そのうち、村人達も起き出してきたらしく、次第に周囲に朝の活気が満ちてくる。
…早起きした意味がまるでない。
ヴァシルの家の台所から朝食のおいしそうなにおいが漂ってくる頃になって、チャーリーはやっと自分が何をしなければならなかったのかということに気づいた。

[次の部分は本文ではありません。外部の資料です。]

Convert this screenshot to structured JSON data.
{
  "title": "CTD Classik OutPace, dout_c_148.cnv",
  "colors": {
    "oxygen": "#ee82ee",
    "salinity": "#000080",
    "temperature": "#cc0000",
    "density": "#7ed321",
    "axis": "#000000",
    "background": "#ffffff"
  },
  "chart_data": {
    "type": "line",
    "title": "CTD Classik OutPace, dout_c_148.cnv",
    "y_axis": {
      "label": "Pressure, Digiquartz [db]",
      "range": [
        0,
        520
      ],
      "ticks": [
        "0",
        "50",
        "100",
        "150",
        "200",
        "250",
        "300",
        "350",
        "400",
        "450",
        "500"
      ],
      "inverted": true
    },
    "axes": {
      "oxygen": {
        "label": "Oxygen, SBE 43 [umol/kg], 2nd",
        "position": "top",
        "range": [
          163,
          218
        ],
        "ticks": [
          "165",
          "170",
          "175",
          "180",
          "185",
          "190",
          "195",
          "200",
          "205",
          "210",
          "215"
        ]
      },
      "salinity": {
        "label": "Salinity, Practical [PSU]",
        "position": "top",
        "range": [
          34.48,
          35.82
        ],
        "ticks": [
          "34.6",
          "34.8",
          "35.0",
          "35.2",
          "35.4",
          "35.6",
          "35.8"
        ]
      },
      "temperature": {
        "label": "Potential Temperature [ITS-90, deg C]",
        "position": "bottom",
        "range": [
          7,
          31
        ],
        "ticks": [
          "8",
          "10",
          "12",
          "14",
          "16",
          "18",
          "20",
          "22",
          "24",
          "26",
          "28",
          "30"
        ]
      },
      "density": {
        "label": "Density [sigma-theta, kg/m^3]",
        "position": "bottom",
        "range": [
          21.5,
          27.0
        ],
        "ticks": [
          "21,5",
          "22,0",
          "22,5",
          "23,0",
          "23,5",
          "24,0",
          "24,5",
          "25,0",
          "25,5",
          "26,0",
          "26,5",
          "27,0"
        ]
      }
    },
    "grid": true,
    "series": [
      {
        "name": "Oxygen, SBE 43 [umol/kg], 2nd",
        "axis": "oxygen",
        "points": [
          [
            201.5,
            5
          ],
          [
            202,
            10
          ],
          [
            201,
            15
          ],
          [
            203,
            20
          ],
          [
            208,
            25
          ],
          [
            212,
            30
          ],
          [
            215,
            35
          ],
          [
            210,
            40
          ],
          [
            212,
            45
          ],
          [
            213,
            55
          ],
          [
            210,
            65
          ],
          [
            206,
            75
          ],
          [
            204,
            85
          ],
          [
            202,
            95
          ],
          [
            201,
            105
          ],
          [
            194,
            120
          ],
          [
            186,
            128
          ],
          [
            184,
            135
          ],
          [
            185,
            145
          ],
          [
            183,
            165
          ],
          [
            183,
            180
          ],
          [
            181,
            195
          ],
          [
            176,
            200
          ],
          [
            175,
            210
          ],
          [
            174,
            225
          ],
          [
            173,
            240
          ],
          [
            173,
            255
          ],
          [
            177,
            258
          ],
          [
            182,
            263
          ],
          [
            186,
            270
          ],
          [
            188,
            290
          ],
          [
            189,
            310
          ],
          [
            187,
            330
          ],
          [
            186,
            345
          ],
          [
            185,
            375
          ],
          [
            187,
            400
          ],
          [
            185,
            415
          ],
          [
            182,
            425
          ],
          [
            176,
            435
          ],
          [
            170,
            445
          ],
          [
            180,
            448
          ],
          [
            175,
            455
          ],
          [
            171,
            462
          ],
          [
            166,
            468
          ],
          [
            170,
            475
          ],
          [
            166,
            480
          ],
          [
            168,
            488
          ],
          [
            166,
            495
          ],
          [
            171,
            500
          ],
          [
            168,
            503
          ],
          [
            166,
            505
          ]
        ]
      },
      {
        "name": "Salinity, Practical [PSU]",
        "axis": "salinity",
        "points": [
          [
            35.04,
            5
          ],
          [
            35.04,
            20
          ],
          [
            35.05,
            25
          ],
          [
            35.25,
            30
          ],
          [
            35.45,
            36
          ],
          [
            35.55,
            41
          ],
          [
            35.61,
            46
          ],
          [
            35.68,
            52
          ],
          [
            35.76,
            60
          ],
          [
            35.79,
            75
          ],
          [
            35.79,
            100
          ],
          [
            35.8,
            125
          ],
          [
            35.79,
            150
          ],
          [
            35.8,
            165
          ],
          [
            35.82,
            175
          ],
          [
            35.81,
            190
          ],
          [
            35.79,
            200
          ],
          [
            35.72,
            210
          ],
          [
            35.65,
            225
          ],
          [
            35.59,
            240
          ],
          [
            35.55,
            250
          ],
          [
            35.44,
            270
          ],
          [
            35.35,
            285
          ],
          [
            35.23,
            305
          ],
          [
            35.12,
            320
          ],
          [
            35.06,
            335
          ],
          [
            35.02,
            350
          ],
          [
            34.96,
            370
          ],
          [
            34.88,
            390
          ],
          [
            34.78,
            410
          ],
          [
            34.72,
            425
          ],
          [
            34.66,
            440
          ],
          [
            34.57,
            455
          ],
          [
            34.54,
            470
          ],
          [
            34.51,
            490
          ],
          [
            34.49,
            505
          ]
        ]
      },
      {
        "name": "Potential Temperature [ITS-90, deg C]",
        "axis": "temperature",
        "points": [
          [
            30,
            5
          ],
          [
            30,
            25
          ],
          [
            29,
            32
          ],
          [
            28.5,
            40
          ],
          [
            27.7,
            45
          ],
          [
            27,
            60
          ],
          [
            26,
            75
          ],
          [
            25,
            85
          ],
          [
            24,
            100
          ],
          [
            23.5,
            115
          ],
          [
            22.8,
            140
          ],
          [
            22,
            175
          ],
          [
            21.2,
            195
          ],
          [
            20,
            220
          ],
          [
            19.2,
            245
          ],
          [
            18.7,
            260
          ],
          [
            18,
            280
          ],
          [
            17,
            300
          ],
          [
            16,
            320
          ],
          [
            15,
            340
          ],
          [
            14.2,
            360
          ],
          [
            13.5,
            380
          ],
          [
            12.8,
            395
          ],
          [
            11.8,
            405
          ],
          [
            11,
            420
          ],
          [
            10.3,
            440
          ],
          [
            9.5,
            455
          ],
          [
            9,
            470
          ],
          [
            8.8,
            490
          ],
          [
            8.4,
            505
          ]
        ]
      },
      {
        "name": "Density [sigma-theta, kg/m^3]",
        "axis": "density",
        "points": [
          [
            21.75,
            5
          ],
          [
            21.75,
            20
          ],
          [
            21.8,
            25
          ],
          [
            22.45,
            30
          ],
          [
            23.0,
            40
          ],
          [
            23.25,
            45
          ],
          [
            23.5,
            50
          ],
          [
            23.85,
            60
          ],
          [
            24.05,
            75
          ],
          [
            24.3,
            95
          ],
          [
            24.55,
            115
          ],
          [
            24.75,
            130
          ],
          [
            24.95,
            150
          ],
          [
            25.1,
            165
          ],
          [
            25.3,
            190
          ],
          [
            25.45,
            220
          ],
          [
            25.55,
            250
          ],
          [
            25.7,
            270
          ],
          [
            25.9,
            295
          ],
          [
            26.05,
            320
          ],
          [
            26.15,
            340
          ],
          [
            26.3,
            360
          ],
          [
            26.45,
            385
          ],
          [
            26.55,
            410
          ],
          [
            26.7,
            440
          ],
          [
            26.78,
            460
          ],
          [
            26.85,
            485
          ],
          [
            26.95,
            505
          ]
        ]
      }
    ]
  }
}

…喋っているうちにすっかり忘れてしまっていたが…旅に出るところだったのだ。
「…お前、ホントは別に行きたくねーんじゃないの?」
それまで一緒に内容の薄い話に興じていたクセに、とんでもないことを言う男である。
「そーじゃなくて…そうだ、私はその、魔法であっという間に行けるから、多少ゆっくりしててもいいの」
「多少…でござるか?」
「いいんだって! 気にしないで! …それじゃ、そーゆーコトで、まァひとつ行って来るわ」
二人にくるりと背を向けて、村の出口に五、六歩ばかり歩み寄る。
「チャーリー!」
唐突に、ヴァシルが声をかけた。
顔だけ振り向けるチャーリー。
彼は、ただならぬ決意を秘めた瞳でチャーリーの顔を真正面から見据えると、思い切ったように口を開いた。
「…どんなに苦しくたって、道端に落ちてるモン拾って食うなよ」
「私は犬かッ!?」
マジな顔で何を言い出すかと思えば…。
「しかしチャーリー、冗談抜きで」
今度はトーザが話しかけてくる。
「拙者やヴァシルの力が必要になったときはいつでも戻って来るでござるよ。出来ることなら、何だって協力するでござるからに…」
「わかった。…ありがとう」
「もしかしたら世界の一大事になるかもしれないんだからな、遠慮するこたないんだぞ」
トーザに触発されたのか、ヴァシルも殊勝なことを言い出した。
「わかった」
小さくうなずく。
そして、村の外に向き直る。
「じゃ、行って来る。今度こそね」
「おう、行って来い」
「無理しない程度に頑張るでござるよ」
それには答えず、チャーリーは両手の平を胸の前で組み合わせた。
目を閉じ、行きたい場所をイメージする。
え〜と…グリフがいるのは…。
確か、最後に別れたのは…。
世界地図を、思い描く。
そうだ、リキュート山。
この村の北東にある、モルガニー山脈の最高峰。
…その、頂上の、洞窟付近…。
「よし!」
パッと目を開ける。
と同時に、チャーリーの全身が薄青い光の球にすっぽり飲み込まれる。
ヴァシルとトーザは咄嗟に両腕で目を庇った。
強烈な閃光。
「………」
二人が腕をどけて目を開けたときには、チャーリーの姿はすでに消えてしまっていた。
移動魔法の力だ。
「やれやれ、行っちまったか」
「…ただの噂であれば良いんでござるが…」
「さあな…」
ヴァシルは何の気なしに空を見上げた。
爽やかな青が広がっている。
今日も一日、いい天気になりそうである。